Last week NASA released an amazing image of the universe from the Hubble Space Telescope that took 9 years to create. It is a beautiful composite of of more than 10,000 colorful galaxies stretching back to the beginning of the universe.  Here is the official explanation from NASA: 

Astronomers using NASA's Hubble Space Telescope have assembled a comprehensive picture of the evolving universe – among the most colorful deep space images ever captured by the 24-year-old telescope.
Researchers say the image, in new study called the Ultraviolet Coverage of the Hubble Ultra Deep Field, provides the missing link in star formation. The Hubble Ultra Deep Field 2014 image is a composite of separate exposures taken in 2003 to 2012 with Hubble's Advanced Camera for Surveys and Wide Field Camera 3.
Astronomers previously studied the Hubble Ultra Deep Field (HUDF) in visible and near-infrared light in a series of images captured from 2003 to 2009. The HUDF shows a small section of space in the southern-hemisphere constellation Fornax. Now, using ultraviolet light, astronomers have combined the full range of colors available to Hubble, stretching all the way from ultraviolet to near-infrared light.
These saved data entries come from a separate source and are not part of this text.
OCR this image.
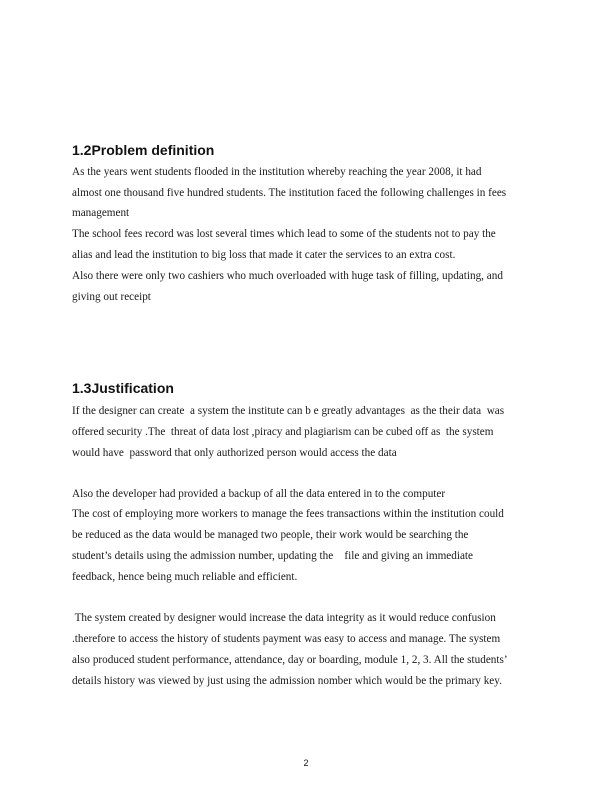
1.2Problem definition
As the years went students flooded in the institution whereby reaching the year 2008, it had
almost one thousand five hundred students. The institution faced the following challenges in fees
management
The school fees record was lost several times which lead to some of the students not to pay the
alias and lead the institution to big loss that made it cater the services to an extra cost.
Also there were only two cashiers who much overloaded with huge task of filling, updating, and
giving out receipt
1.3Justification
If the designer can create  a system the institute can b e greatly advantages  as the their data  was
offered security .The  threat of data lost ,piracy and plagiarism can be cubed off as  the system
would have  password that only authorized person would access the data
Also the developer had provided a backup of all the data entered in to the computer
The cost of employing more workers to manage the fees transactions within the institution could
be reduced as the data would be managed two people, their work would be searching the
student’s details using the admission number, updating the    file and giving an immediate
feedback, hence being much reliable and efficient.
The system created by designer would increase the data integrity as it would reduce confusion
.therefore to access the history of students payment was easy to access and manage. The system
also produced student performance, attendance, day or boarding, module 1, 2, 3. All the students’
details history was viewed by just using the admission nomber which would be the primary key.
2
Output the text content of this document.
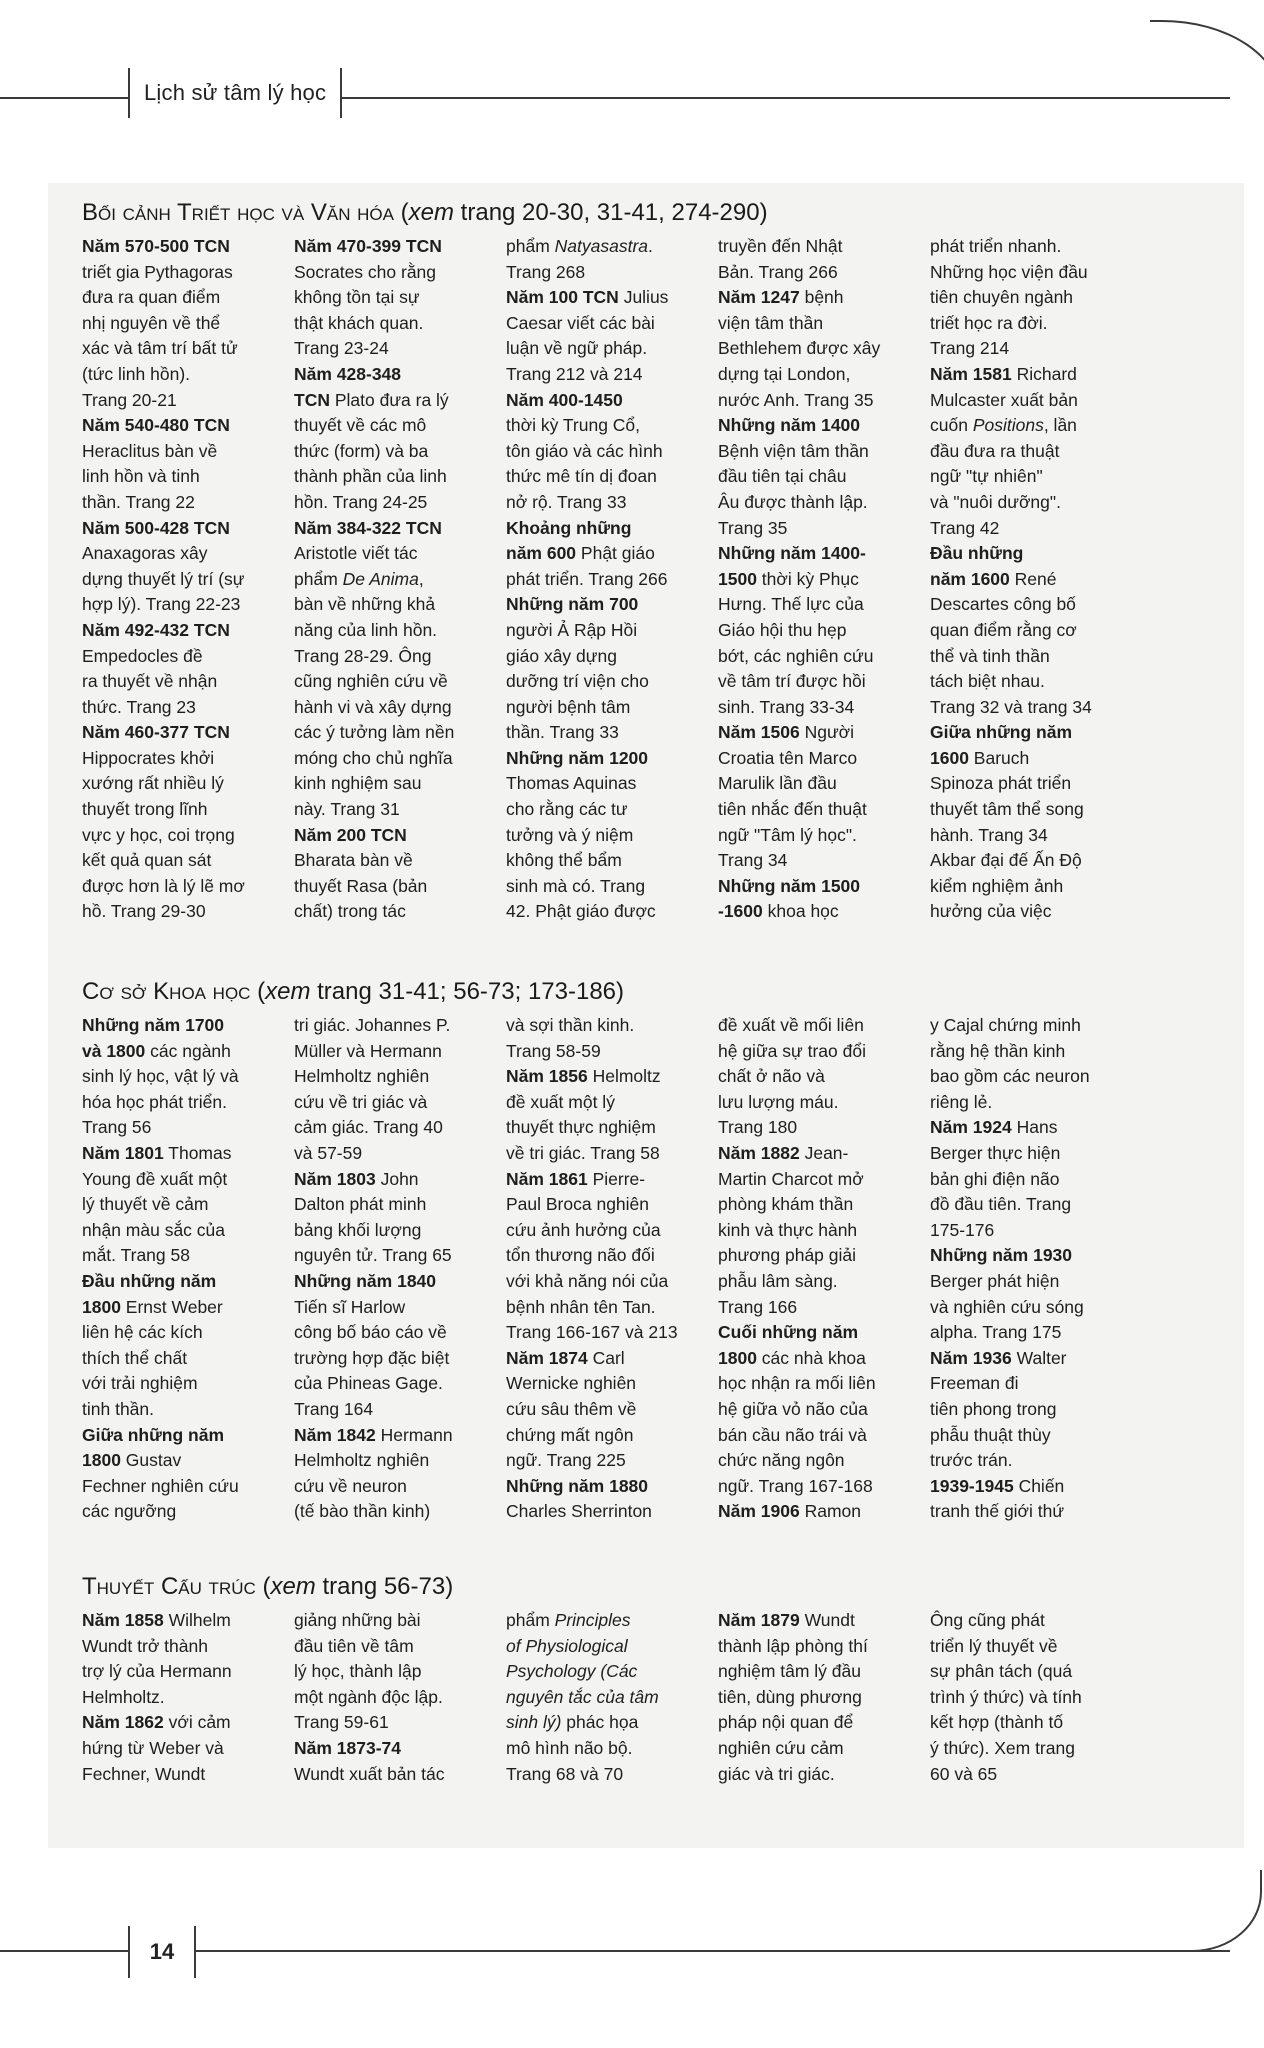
Lịch sử tâm lý học
Bối cảnh Triết học và Văn hóa (xem trang 20-30, 31-41, 274-290)
Năm 570-500 TCN
triết gia Pythagoras
đưa ra quan điểm
nhị nguyên về thể
xác và tâm trí bất tử
(tức linh hồn).
Trang 20-21
Năm 540-480 TCN
Heraclitus bàn về
linh hồn và tinh
thần. Trang 22
Năm 500-428 TCN
Anaxagoras xây
dựng thuyết lý trí (sự
hợp lý). Trang 22-23
Năm 492-432 TCN
Empedocles đề
ra thuyết về nhận
thức. Trang 23
Năm 460-377 TCN
Hippocrates khởi
xướng rất nhiều lý
thuyết trong lĩnh
vực y học, coi trọng
kết quả quan sát
được hơn là lý lẽ mơ
hồ. Trang 29-30
Năm 470-399 TCN
Socrates cho rằng
không tồn tại sự
thật khách quan.
Trang 23-24
Năm 428-348
TCN Plato đưa ra lý
thuyết về các mô
thức (form) và ba
thành phần của linh
hồn. Trang 24-25
Năm 384-322 TCN
Aristotle viết tác
phẩm De Anima,
bàn về những khả
năng của linh hồn.
Trang 28-29. Ông
cũng nghiên cứu về
hành vi và xây dựng
các ý tưởng làm nền
móng cho chủ nghĩa
kinh nghiệm sau
này. Trang 31
Năm 200 TCN
Bharata bàn về
thuyết Rasa (bản
chất) trong tác
phẩm Natyasastra.
Trang 268
Năm 100 TCN Julius
Caesar viết các bài
luận về ngữ pháp.
Trang 212 và 214
Năm 400-1450
thời kỳ Trung Cổ,
tôn giáo và các hình
thức mê tín dị đoan
nở rộ. Trang 33
Khoảng những
năm 600 Phật giáo
phát triển. Trang 266
Những năm 700
người Ả Rập Hồi
giáo xây dựng
dưỡng trí viện cho
người bệnh tâm
thần. Trang 33
Những năm 1200
Thomas Aquinas
cho rằng các tư
tưởng và ý niệm
không thể bẩm
sinh mà có. Trang
42. Phật giáo được
truyền đến Nhật
Bản. Trang 266
Năm 1247 bệnh
viện tâm thần
Bethlehem được xây
dựng tại London,
nước Anh. Trang 35
Những năm 1400
Bệnh viện tâm thần
đầu tiên tại châu
Âu được thành lập.
Trang 35
Những năm 1400-
1500 thời kỳ Phục
Hưng. Thế lực của
Giáo hội thu hẹp
bớt, các nghiên cứu
về tâm trí được hồi
sinh. Trang 33-34
Năm 1506 Người
Croatia tên Marco
Marulik lần đầu
tiên nhắc đến thuật
ngữ "Tâm lý học".
Trang 34
Những năm 1500
-1600 khoa học
phát triển nhanh.
Những học viện đầu
tiên chuyên ngành
triết học ra đời.
Trang 214
Năm 1581 Richard
Mulcaster xuất bản
cuốn Positions, lần
đầu đưa ra thuật
ngữ "tự nhiên"
và "nuôi dưỡng".
Trang 42
Đầu những
năm 1600 René
Descartes công bố
quan điểm rằng cơ
thể và tinh thần
tách biệt nhau.
Trang 32 và trang 34
Giữa những năm
1600 Baruch
Spinoza phát triển
thuyết tâm thể song
hành. Trang 34
Akbar đại đế Ấn Độ
kiểm nghiệm ảnh
hưởng của việc
Cơ sở Khoa học (xem trang 31-41; 56-73; 173-186)
Những năm 1700
và 1800 các ngành
sinh lý học, vật lý và
hóa học phát triển.
Trang 56
Năm 1801 Thomas
Young đề xuất một
lý thuyết về cảm
nhận màu sắc của
mắt. Trang 58
Đầu những năm
1800 Ernst Weber
liên hệ các kích
thích thể chất
với trải nghiệm
tinh thần.
Giữa những năm
1800 Gustav
Fechner nghiên cứu
các ngưỡng
tri giác. Johannes P.
Müller và Hermann
Helmholtz nghiên
cứu về tri giác và
cảm giác. Trang 40
và 57-59
Năm 1803 John
Dalton phát minh
bảng khối lượng
nguyên tử. Trang 65
Những năm 1840
Tiến sĩ Harlow
công bố báo cáo về
trường hợp đặc biệt
của Phineas Gage.
Trang 164
Năm 1842 Hermann
Helmholtz nghiên
cứu về neuron
(tế bào thần kinh)
và sợi thần kinh.
Trang 58-59
Năm 1856 Helmoltz
đề xuất một lý
thuyết thực nghiệm
về tri giác. Trang 58
Năm 1861 Pierre-
Paul Broca nghiên
cứu ảnh hưởng của
tổn thương não đối
với khả năng nói của
bệnh nhân tên Tan.
Trang 166-167 và 213
Năm 1874 Carl
Wernicke nghiên
cứu sâu thêm về
chứng mất ngôn
ngữ. Trang 225
Những năm 1880
Charles Sherrinton
đề xuất về mối liên
hệ giữa sự trao đổi
chất ở não và
lưu lượng máu.
Trang 180
Năm 1882 Jean-
Martin Charcot mở
phòng khám thần
kinh và thực hành
phương pháp giải
phẫu lâm sàng.
Trang 166
Cuối những năm
1800 các nhà khoa
học nhận ra mối liên
hệ giữa vỏ não của
bán cầu não trái và
chức năng ngôn
ngữ. Trang 167-168
Năm 1906 Ramon
y Cajal chứng minh
rằng hệ thần kinh
bao gồm các neuron
riêng lẻ.
Năm 1924 Hans
Berger thực hiện
bản ghi điện não
đồ đầu tiên. Trang
175-176
Những năm 1930
Berger phát hiện
và nghiên cứu sóng
alpha. Trang 175
Năm 1936 Walter
Freeman đi
tiên phong trong
phẫu thuật thùy
trước trán.
1939-1945 Chiến
tranh thế giới thứ
Thuyết Cấu trúc (xem trang 56-73)
Năm 1858 Wilhelm
Wundt trở thành
trợ lý của Hermann
Helmholtz.
Năm 1862 với cảm
hứng từ Weber và
Fechner, Wundt
giảng những bài
đầu tiên về tâm
lý học, thành lập
một ngành độc lập.
Trang 59-61
Năm 1873-74
Wundt xuất bản tác
phẩm Principles
of Physiological
Psychology (Các
nguyên tắc của tâm
sinh lý) phác họa
mô hình não bộ.
Trang 68 và 70
Năm 1879 Wundt
thành lập phòng thí
nghiệm tâm lý đầu
tiên, dùng phương
pháp nội quan để
nghiên cứu cảm
giác và tri giác.
Ông cũng phát
triển lý thuyết về
sự phân tách (quá
trình ý thức) và tính
kết hợp (thành tố
ý thức). Xem trang
60 và 65
14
The resulting image -- made from 841 orbits of telescope viewing time -- contains approximately 10,000 galaxies, extending back in time to within a few hundred million years of the big bang.
Image Credit:  http://hubblesite.org/news/2014/27

Thursday, June 5

One Step Closer to US Flights to the ISS

With the unveiling of SpaceX's Dragon V2 last week, the United States is that much closer to flying its own astronauts to the International Space Station (ISS) as it once did under the US space shuttle program.  After multiple successful Dragon V1 resupply missions to the ISS, SpaceX is taking the next step to carry humans.  Elon Musk walked an audience through the features of the spacecraft at the unveiling

What will be unique about this reusable spacecraft is that it will return to Earth and land like a helicopter, unlike the sea-splashing capsules or even the plane-like landing of the shuttles.  The Dragon V2 will still have a parachute for emergency backup during landing.  And the new spacecraft can carry up to seven astronauts, though they will sit in two tiers while being transported to the ISS.  The Dragon V2 is a capsule and not a working platform similar to the shuttle where the astronauts can move around and conduct their work.  However, SpaceX has also created the unmanned DragonLab that serves as a stand-alone platform for research.

In partnership with NASA, SpaceX is moving us in the right direction and away from dependence on the Russians.